"Zapchyol" a suprising second

  • 2002-10-10
  • Steven C. Johnson
RIGA

It's Saturday morning at a bustling Riga market, and a 40-something produce saleswoman dispenses a pithy piece of civic advice with each batch of tomatoes and cucumbers she sells.

"Vote zapchyol, only zapchyol," she says, using the Russian acronym of For Human Rights in a United Latvia, the party that many Russians here regard as the only one that defends their interests.

Most of her customers nod knowingly. "They care about Russians," says Larissa, 42. "They support our right to send our children to Russian schools."

Drawing heavily on such support, For Human Rights, a bloc that actually contains three left-wing groups, won nearly 19 percent of the vote in the Oct. 5 election and 24 seats in the 100-seat Saeima (Latvia's parliament), up from their current share of 16.

Russian-speakers make up roughly 35 percent of Latvia's 2.4 million people. They are most heavily concentrated in Riga and the eastern region of Latgale, where For Human Rights won the biggest share of the vote. The party finished second overall behind the center-right New Era, which won 26 seats.

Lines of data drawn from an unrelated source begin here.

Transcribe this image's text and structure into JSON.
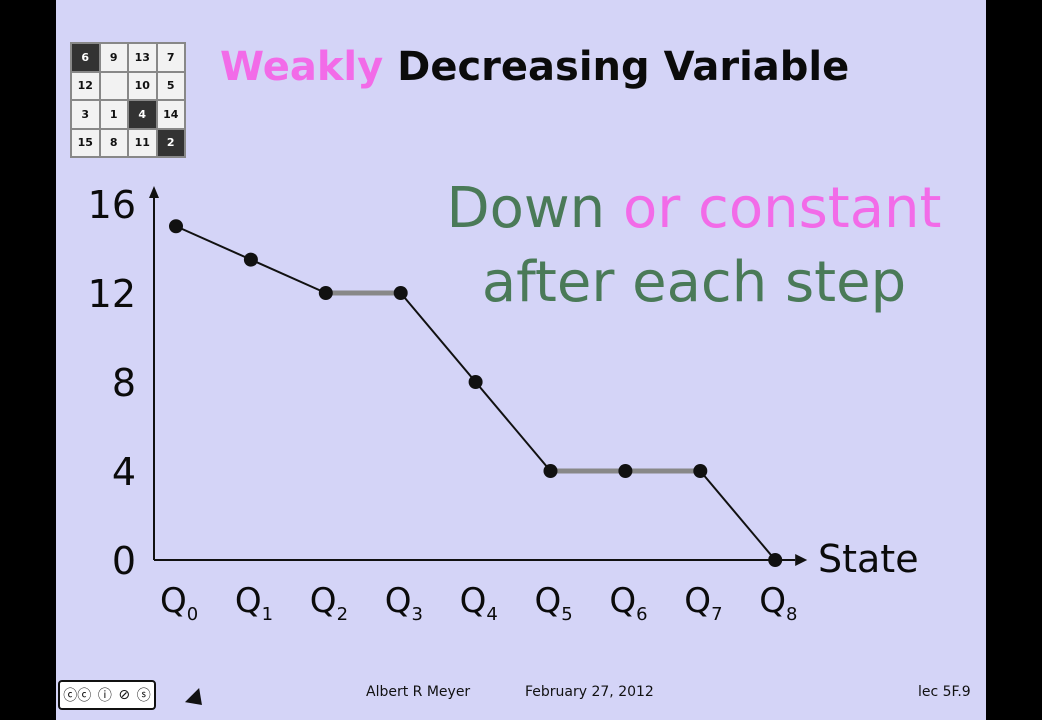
{
  "slide": {
    "title_word_1": "Weakly",
    "title_rest": "Decreasing Variable",
    "callout_line1_a": "Down ",
    "callout_line1_b": "or constant",
    "callout_line2": "after each step"
  },
  "puzzle": {
    "cells": [
      {
        "v": "6",
        "dark": true
      },
      {
        "v": "9",
        "dark": false
      },
      {
        "v": "13",
        "dark": false
      },
      {
        "v": "7",
        "dark": false
      },
      {
        "v": "12",
        "dark": false
      },
      {
        "v": "",
        "dark": false
      },
      {
        "v": "10",
        "dark": false
      },
      {
        "v": "5",
        "dark": false
      },
      {
        "v": "3",
        "dark": false
      },
      {
        "v": "1",
        "dark": false
      },
      {
        "v": "4",
        "dark": true
      },
      {
        "v": "14",
        "dark": false
      },
      {
        "v": "15",
        "dark": false
      },
      {
        "v": "8",
        "dark": false
      },
      {
        "v": "11",
        "dark": false
      },
      {
        "v": "2",
        "dark": true
      }
    ]
  },
  "footer": {
    "author": "Albert R Meyer",
    "date": "February 27, 2012",
    "lecture": "lec 5F.9",
    "license_icons": [
      "cc-icon",
      "by-icon",
      "nc-icon",
      "sa-icon"
    ],
    "license_label": "BY NC SA"
  },
  "chart_data": {
    "type": "line",
    "xlabel": "State",
    "ylabel": "",
    "title": "",
    "categories": [
      "Q0",
      "Q1",
      "Q2",
      "Q3",
      "Q4",
      "Q5",
      "Q6",
      "Q7",
      "Q8"
    ],
    "category_base": "Q",
    "category_subscripts": [
      "0",
      "1",
      "2",
      "3",
      "4",
      "5",
      "6",
      "7",
      "8"
    ],
    "values": [
      15,
      13.5,
      12,
      12,
      8,
      4,
      4,
      4,
      0
    ],
    "yticks": [
      0,
      4,
      8,
      12,
      16
    ],
    "ylim": [
      0,
      16
    ],
    "constant_segments": [
      [
        2,
        3
      ],
      [
        5,
        6
      ],
      [
        6,
        7
      ]
    ],
    "colors": {
      "line": "#111111",
      "constant": "#888888",
      "point": "#111111"
    },
    "grid": false
  }
}
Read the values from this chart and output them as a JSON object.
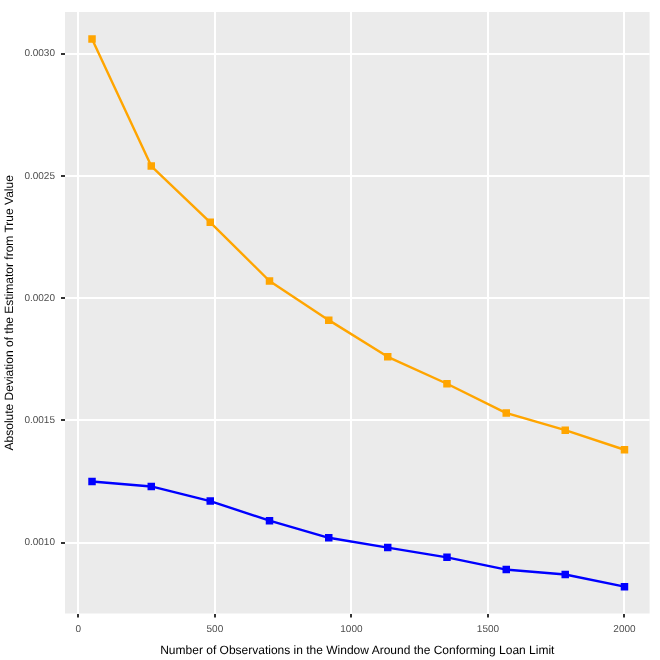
{
  "chart_data": {
    "type": "line",
    "xlabel": "Number of Observations in the Window Around the Conforming Loan Limit",
    "ylabel": "Absolute Deviation of the Estimator from True Value",
    "x": [
      50,
      267,
      483,
      700,
      917,
      1133,
      1350,
      1567,
      1783,
      2000
    ],
    "series": [
      {
        "color": "#ffa500",
        "values": [
          0.00306,
          0.00254,
          0.00231,
          0.00207,
          0.00191,
          0.00176,
          0.00165,
          0.00153,
          0.00146,
          0.00138
        ]
      },
      {
        "color": "#0000ff",
        "values": [
          0.00125,
          0.00123,
          0.00117,
          0.00109,
          0.00102,
          0.00098,
          0.00094,
          0.00089,
          0.00087,
          0.00082
        ]
      }
    ],
    "xlim": [
      -49,
      2092
    ],
    "xticks": [
      0,
      500,
      1000,
      1500,
      2000
    ],
    "ylim": [
      0.00071,
      0.00317
    ],
    "yticks": [
      {
        "value": 0.001,
        "label": "0.0010"
      },
      {
        "value": 0.0015,
        "label": "0.0015"
      },
      {
        "value": 0.002,
        "label": "0.0020"
      },
      {
        "value": 0.0025,
        "label": "0.0025"
      },
      {
        "value": 0.003,
        "label": "0.0030"
      }
    ],
    "grid": true,
    "marker": "square",
    "line_style": "solid"
  }
}
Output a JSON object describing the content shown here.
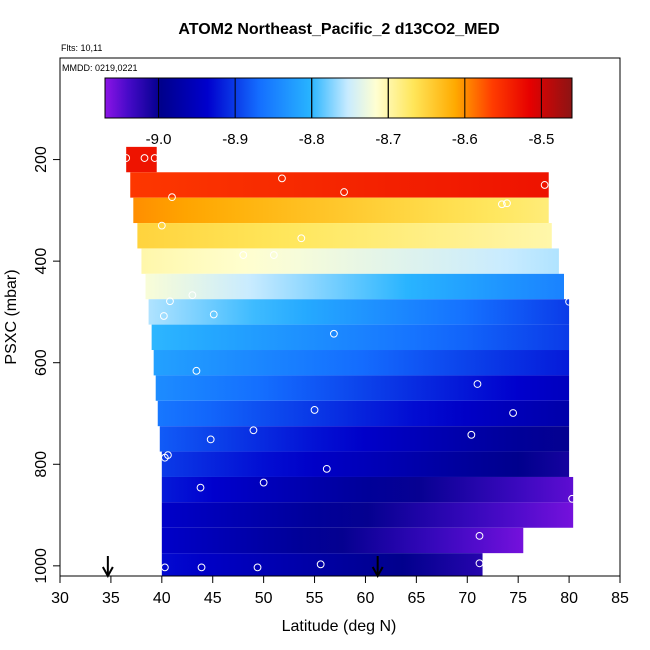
{
  "chart_data": {
    "type": "heatmap",
    "title": "ATOM2 Northeast_Pacific_2 d13CO2_MED",
    "flights_label": "Flts: 10,11",
    "mmdd_label": "MMDD: 0219,0221",
    "xlabel": "Latitude (deg N)",
    "ylabel": "PSXC (mbar)",
    "xlim": [
      30,
      85
    ],
    "ylim": [
      1020,
      0
    ],
    "x_ticks": [
      30,
      35,
      40,
      45,
      50,
      55,
      60,
      65,
      70,
      75,
      80,
      85
    ],
    "x_tick_labels": [
      "30",
      "35",
      "40",
      "45",
      "50",
      "55",
      "60",
      "65",
      "70",
      "75",
      "80",
      "85"
    ],
    "y_ticks": [
      200,
      400,
      600,
      800,
      1000
    ],
    "y_tick_labels": [
      "200",
      "400",
      "600",
      "800",
      "1000"
    ],
    "colorbar": {
      "range": [
        -9.07,
        -8.46
      ],
      "ticks": [
        -9.0,
        -8.9,
        -8.8,
        -8.7,
        -8.6,
        -8.5
      ],
      "tick_labels": [
        "-9.0",
        "-8.9",
        "-8.8",
        "-8.7",
        "-8.6",
        "-8.5"
      ],
      "dividers": [
        -8.8,
        -8.7
      ]
    },
    "arrows_lat": [
      34.7,
      61.2
    ],
    "rows": [
      {
        "p": 200,
        "segments": [
          {
            "x0": 36.5,
            "x1": 39.5,
            "v0": -8.53,
            "v1": -8.53
          }
        ]
      },
      {
        "p": 250,
        "segments": [
          {
            "x0": 36.9,
            "x1": 78.0,
            "v0": -8.56,
            "v1": -8.53
          }
        ]
      },
      {
        "p": 300,
        "segments": [
          {
            "x0": 37.2,
            "x1": 78.0,
            "v0": -8.6,
            "v1": -8.68
          }
        ]
      },
      {
        "p": 350,
        "segments": [
          {
            "x0": 37.6,
            "x1": 78.3,
            "v0": -8.65,
            "v1": -8.7
          }
        ]
      },
      {
        "p": 400,
        "segments": [
          {
            "x0": 38.0,
            "x1": 79.0,
            "v0": -8.7,
            "v1": -8.76
          }
        ]
      },
      {
        "p": 450,
        "segments": [
          {
            "x0": 38.4,
            "x1": 79.5,
            "v0": -8.72,
            "v1": -8.85
          }
        ]
      },
      {
        "p": 500,
        "segments": [
          {
            "x0": 38.7,
            "x1": 80.0,
            "v0": -8.76,
            "v1": -8.9
          }
        ]
      },
      {
        "p": 550,
        "segments": [
          {
            "x0": 39.0,
            "x1": 80.0,
            "v0": -8.8,
            "v1": -8.9
          }
        ]
      },
      {
        "p": 600,
        "segments": [
          {
            "x0": 39.2,
            "x1": 80.0,
            "v0": -8.82,
            "v1": -8.92
          }
        ]
      },
      {
        "p": 650,
        "segments": [
          {
            "x0": 39.4,
            "x1": 80.0,
            "v0": -8.84,
            "v1": -8.95
          }
        ]
      },
      {
        "p": 700,
        "segments": [
          {
            "x0": 39.6,
            "x1": 80.0,
            "v0": -8.86,
            "v1": -8.97
          }
        ]
      },
      {
        "p": 750,
        "segments": [
          {
            "x0": 39.8,
            "x1": 80.0,
            "v0": -8.88,
            "v1": -9.0
          }
        ]
      },
      {
        "p": 800,
        "segments": [
          {
            "x0": 40.0,
            "x1": 80.0,
            "v0": -8.9,
            "v1": -9.01
          }
        ]
      },
      {
        "p": 850,
        "segments": [
          {
            "x0": 40.0,
            "x1": 80.4,
            "v0": -8.92,
            "v1": -9.05
          }
        ]
      },
      {
        "p": 900,
        "segments": [
          {
            "x0": 40.0,
            "x1": 80.4,
            "v0": -8.94,
            "v1": -9.06
          }
        ]
      },
      {
        "p": 950,
        "segments": [
          {
            "x0": 40.0,
            "x1": 75.5,
            "v0": -8.94,
            "v1": -9.06
          }
        ]
      },
      {
        "p": 1000,
        "segments": [
          {
            "x0": 40.0,
            "x1": 71.5,
            "v0": -8.93,
            "v1": -9.02
          }
        ]
      }
    ],
    "points": [
      {
        "lat": 36.5,
        "p": 197
      },
      {
        "lat": 38.3,
        "p": 197
      },
      {
        "lat": 39.3,
        "p": 197
      },
      {
        "lat": 51.8,
        "p": 237
      },
      {
        "lat": 57.9,
        "p": 264
      },
      {
        "lat": 77.6,
        "p": 250
      },
      {
        "lat": 41.0,
        "p": 274
      },
      {
        "lat": 73.4,
        "p": 288
      },
      {
        "lat": 73.9,
        "p": 286
      },
      {
        "lat": 40.0,
        "p": 330
      },
      {
        "lat": 53.7,
        "p": 355
      },
      {
        "lat": 48.0,
        "p": 388
      },
      {
        "lat": 51.0,
        "p": 388
      },
      {
        "lat": 43.0,
        "p": 467
      },
      {
        "lat": 40.8,
        "p": 479
      },
      {
        "lat": 45.1,
        "p": 505
      },
      {
        "lat": 40.2,
        "p": 508
      },
      {
        "lat": 80.0,
        "p": 480
      },
      {
        "lat": 56.9,
        "p": 543
      },
      {
        "lat": 43.4,
        "p": 616
      },
      {
        "lat": 71.0,
        "p": 642
      },
      {
        "lat": 55.0,
        "p": 693
      },
      {
        "lat": 74.5,
        "p": 699
      },
      {
        "lat": 49.0,
        "p": 733
      },
      {
        "lat": 44.8,
        "p": 751
      },
      {
        "lat": 70.4,
        "p": 742
      },
      {
        "lat": 40.6,
        "p": 782
      },
      {
        "lat": 40.3,
        "p": 787
      },
      {
        "lat": 56.2,
        "p": 809
      },
      {
        "lat": 50.0,
        "p": 836
      },
      {
        "lat": 43.8,
        "p": 846
      },
      {
        "lat": 80.3,
        "p": 868
      },
      {
        "lat": 71.2,
        "p": 941
      },
      {
        "lat": 55.6,
        "p": 997
      },
      {
        "lat": 40.3,
        "p": 1003
      },
      {
        "lat": 43.9,
        "p": 1003
      },
      {
        "lat": 49.4,
        "p": 1003
      },
      {
        "lat": 71.2,
        "p": 995
      }
    ]
  }
}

Party leader Janis Jurkans said most Russian-speakers felt neglected by the state and angry at a decade's worth of broken promises and policies that he says are aimed at assimilation.

For many, Latvia's decision to require Russians who moved to the country during Soviet times to sit language and history tests to win citizenship still rankles.

Now they feel betrayed by the state's refusal to allow non-citizens to vote in local elections and a law that requires minorities to attend Latvian-language schools by 2004.

"We are the only party that consistently advocates respect for minority rights," said Boris Cilevics, a For Human Rights lawmaker in the outgoing Parliament.

While the party does not challenge the existence of Latvian as the official language, it advocates giving Russian similar status in areas heavily populated by Russian-speakers and urges relaxed citizenship and education laws.

The party certainly draws on support from older Russians, many of whom are non-citizens and cannot speak Latvian.

But its numbers show its appeal is wider than that. More than 80 percent of minorities said in 2001 they could speak Latvian, up from just 29 percent a decade earlier.

"I'm a perfect example," said Cilevics. "I speak fluent Latvian, but I expect my state to respect my identity."

"I voted for them because they are for a two-language system and equal rights for everybody," said Dana Romanuka, 21. "I don't think any other party cares at all about such things. They don't even admit that Russians live here."

Nils Muiznieks, director of the Riga-based Center for Human Rights and Ethnic Studies, said For Human Rights' success was a sign of "the utter failure of most parties to reach out to Russian-speaking voters."

Most are reluctant to court them, he says, for fear that it will cost them support among their Latvian constituents.

Many see the failure of the Social Democrats to win seats in Parliament as punishment for forming a coalition in the Riga City Council with For Human Rights.

"For a national party, it's political suicide to join a coalition with Jurkans," said Arno Pjatkins, spokesman for the center-right People's Party that finished third in the election. "It's important to remember that some people in that party were against Latvian independence. That matters to voters."

Jurkans' credentials as a member of the anti-Soviet Popular Front and his subsequent turn as foreign minister from 1990 to 1992 are indeed spoiled for many by his party colleagues. Among the most objectionable to many Latvians is ex-Riga Mayor Alfreds Rubiks, an unrepentant communist who was convicted of treason for backing the 1991 hard-line coup aimed at preserving the Soviet Union.

And even after his party's most impressive showing at the polls, numbers do not necessarily mean power. None of the other five parties who will comprise the next Parliament says it will cooperate with For Human Rights.

"We are right-, they are left-wing and they are exploiting the Russian theme," said Einars Repse, head of New Era and the favorite to be the next prime minister. "Their activities are sometimes absolutely contrary to the integration process."

But it is this process that Alex Krasnitsky, an editor at the Russian-language daily Chas, says most Russian-speakers find objectionable.

"Russians are never asked how they think integration should work, they are simply told, you must learn Latvian, you must give up Russian-language schools," he said. "The problem is nobody thinks in terms of win-win. They assume that the only way to strengthen Latvian, which is a legitimate goal, is to weaken Russian."

Jurkans rejects speculation that he and some of the more moderate members of For Human Rights will break away from Rubiks and others.

"We're all former Soviet people, and we need to integrate, not push people away," he said. "The Russians in this country are our Russians, and we have to take care that they don't become Russia's Russians."

But some say Jurkans' brightest moment heralds the start of the party's long, slow decline. After another four years in opposition and a decline in the pension-age segment of its constituency, the party may look back on 2002 as the year it peaked.

"I just don't see it," said political science professor Daunis Auers when asked about the party's long-term viability and chances of entering government. "I think they'll remain an isolated and ineffectual opposition."